Title: Re: 4*4 Sprite Routine Optimization/Help
Post by: Runer112 on May 06, 2011, 01:17:34 am

Sorry it took me so long to get together a routine, but I was busy with some other stuff. My routine is in the style of Xeda's routine. It reads from a 4-byte sprite and uses overwrite logic, and for the most part mimics her routine. Except it's improved. ;D

7 bytes smaller
~160 cycles faster
Doesn't use any RAM

It also allows for drawing to a buffer besides plotSScreen, although I didn't mention this because hers could easily be modified for this as well. You can also view the routine at http://typewith.me/Zv15SUf9Ve (http://typewith.me/Zv15SUf9Ve). Xeda or anyone else, feel free to grab this routine for your own projects. :)

Code: [Select]

PutSprite4x4:
;———————————————————54 bytes———————————————————;
;ENTRY POINT #1: PutSprite4x4
;—> Draws a 4x4 sprite to plotSScreen, aligned to a 24x16 grid
;INPUTS:    a=row (0-15)    c=column (0-23)    de=sprite
;OUTPUTS:   a=0    bc=12    de=sprite+4    hl=((row+4)*48)+(column/2)+plotSScreen
;FLAGS:     S=0  Z=1  H=0  V=0  N=1  C=column mod 2
;—————————————————~620 cycles——————————————————;
;ENTRY POINT #2: PutSprite4x4_AnyBuf
;—> Draws a 4x4 sprite to the specified buffer, aligned to a 24x16 grid
;INPUTS:    a=row (0-15)    c=column (0-23)    de=sprite    hl=buffer
;OUTPUTS:   a=0    bc=12    de=sprite+4    hl=((row+4)*48)+(column/2)+buffer
;FLAGS:     S=0  Z=1  H=0  V=0  N=1  C=column mod 2
;—————————————————~610 cycles——————————————————;
    ld hl,plotSScreen
PutSprite4x4_AnyBuf:
    push hl
    ld b,a
    add a,a
    add a,b
    add a,a
    add a,a
    ld h,0
    ld l,a
    ld b,h
    add hl,hl
    add hl,hl
    rr c
    rla
    add hl,bc
    pop bc
    add hl,bc
    ld bc,12
    rra
    ld a,4
__PutSprite4x4_Loop:
    push af
    ld a,(hl)
    jr c,__PutSprite4x4_Loop_AlignLeft
    and %00001111
    ld (hl),a
    ld a,(de)
    jr __PutSprite4x4_Loop_AlignEnd
    and %11110000
    ld (hl),a
    ld a,(de)
    rra
    rra
    rra
    rra
__PutSprite4x4_Loop_AlignEnd:
    or (hl)
    ld (hl),a
    add hl,bc
    inc de
    pop af
    dec a
    jr nz,__PutSprite4x4_Loop
    ret

EDIT: Found a way to save 12 more cycles.

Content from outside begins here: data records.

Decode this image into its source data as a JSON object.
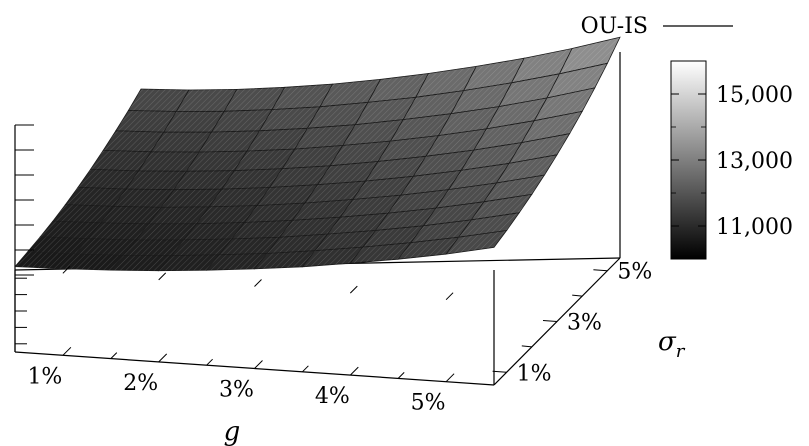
{
  "chart_data": {
    "type": "surface3d",
    "title": "",
    "legend": {
      "entries": [
        {
          "label": "OU-IS",
          "style": "line",
          "color": "#000000"
        }
      ],
      "placement": "top-right"
    },
    "x_axis": {
      "label": "g",
      "ticks": [
        "1%",
        "2%",
        "3%",
        "4%",
        "5%"
      ],
      "range": [
        0.5,
        5.5
      ],
      "unit": "%"
    },
    "y_axis": {
      "label": "σ",
      "label_subscript": "r",
      "ticks": [
        "1%",
        "3%",
        "5%"
      ],
      "range": [
        0.5,
        5.5
      ],
      "unit": "%"
    },
    "z_axis": {
      "ticks": [],
      "range": [
        10000,
        16000
      ],
      "tick_labels_visible": false
    },
    "colorbar": {
      "ticks": [
        "11,000",
        "13,000",
        "15,000"
      ],
      "range": [
        10000,
        16000
      ],
      "colormap": "grayscale"
    },
    "grid_x": [
      0.5,
      1.0,
      1.5,
      2.0,
      2.5,
      3.0,
      3.5,
      4.0,
      4.5,
      5.0,
      5.5
    ],
    "grid_y": [
      0.5,
      1.0,
      1.5,
      2.0,
      2.5,
      3.0,
      3.5,
      4.0,
      4.5,
      5.0,
      5.5
    ],
    "z_grid": [
      [
        10090,
        10120,
        10170,
        10240,
        10340,
        10460,
        10600,
        10780,
        10970,
        11190,
        11450
      ],
      [
        10140,
        10170,
        10220,
        10300,
        10410,
        10530,
        10690,
        10870,
        11070,
        11300,
        11560
      ],
      [
        10200,
        10240,
        10290,
        10380,
        10490,
        10620,
        10790,
        10970,
        11180,
        11420,
        11690
      ],
      [
        10280,
        10320,
        10380,
        10470,
        10590,
        10730,
        10900,
        11090,
        11310,
        11560,
        11840
      ],
      [
        10380,
        10420,
        10480,
        10580,
        10700,
        10850,
        11030,
        11230,
        11460,
        11720,
        12010
      ],
      [
        10500,
        10540,
        10610,
        10710,
        10840,
        11000,
        11180,
        11390,
        11630,
        11900,
        12210
      ],
      [
        10640,
        10680,
        10760,
        10860,
        11000,
        11160,
        11360,
        11580,
        11830,
        12110,
        12430
      ],
      [
        10800,
        10850,
        10930,
        11040,
        11180,
        11360,
        11560,
        11790,
        12050,
        12350,
        12680
      ],
      [
        10980,
        11030,
        11120,
        11240,
        11390,
        11570,
        11790,
        12030,
        12300,
        12610,
        12960
      ],
      [
        11180,
        11240,
        11330,
        11460,
        11620,
        11820,
        12040,
        12300,
        12590,
        12910,
        13270
      ],
      [
        11410,
        11470,
        11570,
        11710,
        11880,
        12090,
        12330,
        12600,
        12900,
        13240,
        13620
      ]
    ]
  }
}
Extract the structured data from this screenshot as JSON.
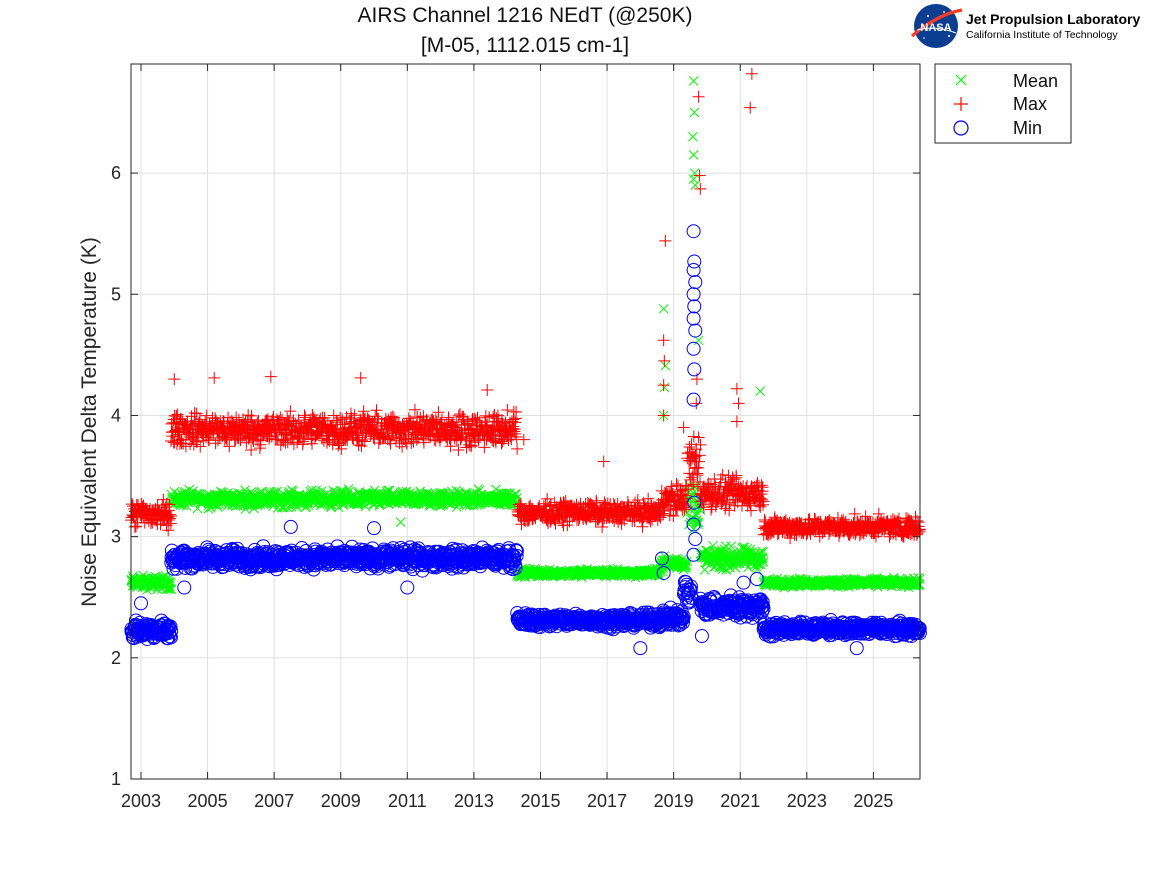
{
  "logo": {
    "badge_text": "NASA",
    "line1": "Jet Propulsion Laboratory",
    "line2": "California Institute of Technology"
  },
  "chart_data": {
    "type": "scatter",
    "title": "AIRS Channel 1216 NEdT (@250K)",
    "subtitle": "[M-05, 1112.015 cm-1]",
    "xlabel": "",
    "ylabel": "Noise Equivalent Delta Temperature (K)",
    "xlim": [
      2002.7,
      2026.4
    ],
    "ylim": [
      1,
      6.9
    ],
    "x_ticks": [
      2003,
      2005,
      2007,
      2009,
      2011,
      2013,
      2015,
      2017,
      2019,
      2021,
      2023,
      2025
    ],
    "x_tick_labels": [
      "2003",
      "2005",
      "2007",
      "2009",
      "2011",
      "2013",
      "2015",
      "2017",
      "2019",
      "2021",
      "2023",
      "2025"
    ],
    "y_ticks": [
      1,
      2,
      3,
      4,
      5,
      6
    ],
    "y_tick_labels": [
      "1",
      "2",
      "3",
      "4",
      "5",
      "6"
    ],
    "grid": true,
    "legend_position": "outside-top-right",
    "series": [
      {
        "name": "Mean",
        "marker": "x",
        "color": "#00ff00",
        "segments": [
          {
            "x0": 2002.7,
            "x1": 2003.9,
            "y": 2.62,
            "spread": 0.05
          },
          {
            "x0": 2003.9,
            "x1": 2014.3,
            "y": 3.31,
            "spread": 0.06
          },
          {
            "x0": 2014.3,
            "x1": 2018.6,
            "y": 2.7,
            "spread": 0.03
          },
          {
            "x0": 2018.6,
            "x1": 2019.4,
            "y": 2.78,
            "spread": 0.05
          },
          {
            "x0": 2019.4,
            "x1": 2019.8,
            "y": 3.25,
            "spread": 0.2
          },
          {
            "x0": 2019.8,
            "x1": 2021.7,
            "y": 2.82,
            "spread": 0.08
          },
          {
            "x0": 2021.7,
            "x1": 2026.4,
            "y": 2.62,
            "spread": 0.03
          }
        ],
        "outliers": [
          {
            "x": 2018.7,
            "y": 4.88
          },
          {
            "x": 2018.75,
            "y": 4.41
          },
          {
            "x": 2018.72,
            "y": 4.23
          },
          {
            "x": 2018.7,
            "y": 4.0
          },
          {
            "x": 2019.6,
            "y": 6.76
          },
          {
            "x": 2019.62,
            "y": 6.5
          },
          {
            "x": 2019.58,
            "y": 6.3
          },
          {
            "x": 2019.6,
            "y": 6.15
          },
          {
            "x": 2019.63,
            "y": 6.0
          },
          {
            "x": 2019.6,
            "y": 5.95
          },
          {
            "x": 2019.65,
            "y": 5.9
          },
          {
            "x": 2019.75,
            "y": 4.62
          },
          {
            "x": 2021.6,
            "y": 4.2
          },
          {
            "x": 2010.8,
            "y": 3.12
          }
        ]
      },
      {
        "name": "Max",
        "marker": "+",
        "color": "#ff0000",
        "segments": [
          {
            "x0": 2002.7,
            "x1": 2003.9,
            "y": 3.18,
            "spread": 0.1
          },
          {
            "x0": 2003.9,
            "x1": 2014.3,
            "y": 3.88,
            "spread": 0.12
          },
          {
            "x0": 2014.3,
            "x1": 2018.6,
            "y": 3.2,
            "spread": 0.08
          },
          {
            "x0": 2018.6,
            "x1": 2019.4,
            "y": 3.3,
            "spread": 0.12
          },
          {
            "x0": 2019.4,
            "x1": 2019.8,
            "y": 3.6,
            "spread": 0.2
          },
          {
            "x0": 2019.8,
            "x1": 2021.7,
            "y": 3.35,
            "spread": 0.12
          },
          {
            "x0": 2021.7,
            "x1": 2026.4,
            "y": 3.08,
            "spread": 0.07
          }
        ],
        "outliers": [
          {
            "x": 2018.75,
            "y": 5.44
          },
          {
            "x": 2018.7,
            "y": 4.62
          },
          {
            "x": 2018.72,
            "y": 4.45
          },
          {
            "x": 2018.7,
            "y": 4.25
          },
          {
            "x": 2018.7,
            "y": 4.0
          },
          {
            "x": 2019.75,
            "y": 6.63
          },
          {
            "x": 2019.78,
            "y": 5.98
          },
          {
            "x": 2019.8,
            "y": 5.87
          },
          {
            "x": 2021.35,
            "y": 6.82
          },
          {
            "x": 2021.3,
            "y": 6.54
          },
          {
            "x": 2019.7,
            "y": 4.3
          },
          {
            "x": 2019.68,
            "y": 4.1
          },
          {
            "x": 2020.9,
            "y": 4.22
          },
          {
            "x": 2020.95,
            "y": 4.1
          },
          {
            "x": 2020.9,
            "y": 3.95
          },
          {
            "x": 2004.0,
            "y": 4.3
          },
          {
            "x": 2005.2,
            "y": 4.31
          },
          {
            "x": 2006.9,
            "y": 4.32
          },
          {
            "x": 2009.6,
            "y": 4.31
          },
          {
            "x": 2013.4,
            "y": 4.21
          },
          {
            "x": 2014.5,
            "y": 3.8
          },
          {
            "x": 2016.9,
            "y": 3.62
          },
          {
            "x": 2019.3,
            "y": 3.9
          }
        ]
      },
      {
        "name": "Min",
        "marker": "o",
        "color": "#0000ff",
        "segments": [
          {
            "x0": 2002.7,
            "x1": 2003.9,
            "y": 2.23,
            "spread": 0.07
          },
          {
            "x0": 2003.9,
            "x1": 2014.3,
            "y": 2.82,
            "spread": 0.07
          },
          {
            "x0": 2014.3,
            "x1": 2018.6,
            "y": 2.31,
            "spread": 0.05
          },
          {
            "x0": 2018.6,
            "x1": 2019.3,
            "y": 2.33,
            "spread": 0.06
          },
          {
            "x0": 2019.3,
            "x1": 2019.55,
            "y": 2.55,
            "spread": 0.1
          },
          {
            "x0": 2019.8,
            "x1": 2021.7,
            "y": 2.42,
            "spread": 0.08
          },
          {
            "x0": 2021.7,
            "x1": 2026.4,
            "y": 2.24,
            "spread": 0.05
          }
        ],
        "outliers": [
          {
            "x": 2019.6,
            "y": 5.52
          },
          {
            "x": 2019.62,
            "y": 5.27
          },
          {
            "x": 2019.6,
            "y": 5.2
          },
          {
            "x": 2019.65,
            "y": 5.1
          },
          {
            "x": 2019.6,
            "y": 5.0
          },
          {
            "x": 2019.62,
            "y": 4.9
          },
          {
            "x": 2019.6,
            "y": 4.8
          },
          {
            "x": 2019.65,
            "y": 4.7
          },
          {
            "x": 2019.6,
            "y": 4.55
          },
          {
            "x": 2019.62,
            "y": 4.38
          },
          {
            "x": 2019.6,
            "y": 4.13
          },
          {
            "x": 2019.62,
            "y": 3.28
          },
          {
            "x": 2019.6,
            "y": 3.1
          },
          {
            "x": 2019.65,
            "y": 2.98
          },
          {
            "x": 2019.6,
            "y": 2.85
          },
          {
            "x": 2018.65,
            "y": 2.82
          },
          {
            "x": 2018.7,
            "y": 2.7
          },
          {
            "x": 2018.0,
            "y": 2.08
          },
          {
            "x": 2003.0,
            "y": 2.45
          },
          {
            "x": 2004.3,
            "y": 2.58
          },
          {
            "x": 2007.5,
            "y": 3.08
          },
          {
            "x": 2010.0,
            "y": 3.07
          },
          {
            "x": 2011.0,
            "y": 2.58
          },
          {
            "x": 2021.1,
            "y": 2.62
          },
          {
            "x": 2021.5,
            "y": 2.65
          },
          {
            "x": 2024.5,
            "y": 2.08
          },
          {
            "x": 2019.85,
            "y": 2.18
          }
        ]
      }
    ]
  }
}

Title: Re: 4*4 Sprite Routine Optimization/Help
Post by: ralphdspam on May 06, 2011, 01:28:31 am

Ah, looks well optimized! :)

Quote from: Runer112 on May 06, 2011, 01:17:34 am

Xeda or anyone else, feel free to grab this routine for your own projects. :)

Thanks, I will. :)

Title: Re: 4*4 Sprite Routine Optimization/Help
Post by: Xeda112358 on May 06, 2011, 11:06:57 am

Nice :D I am still working on optimising my routines for BatLib, but I have the one that uses 3 bytes for 4x6 sprites. If I find the time to convert it, I will post it, but I don't think I will have the time :/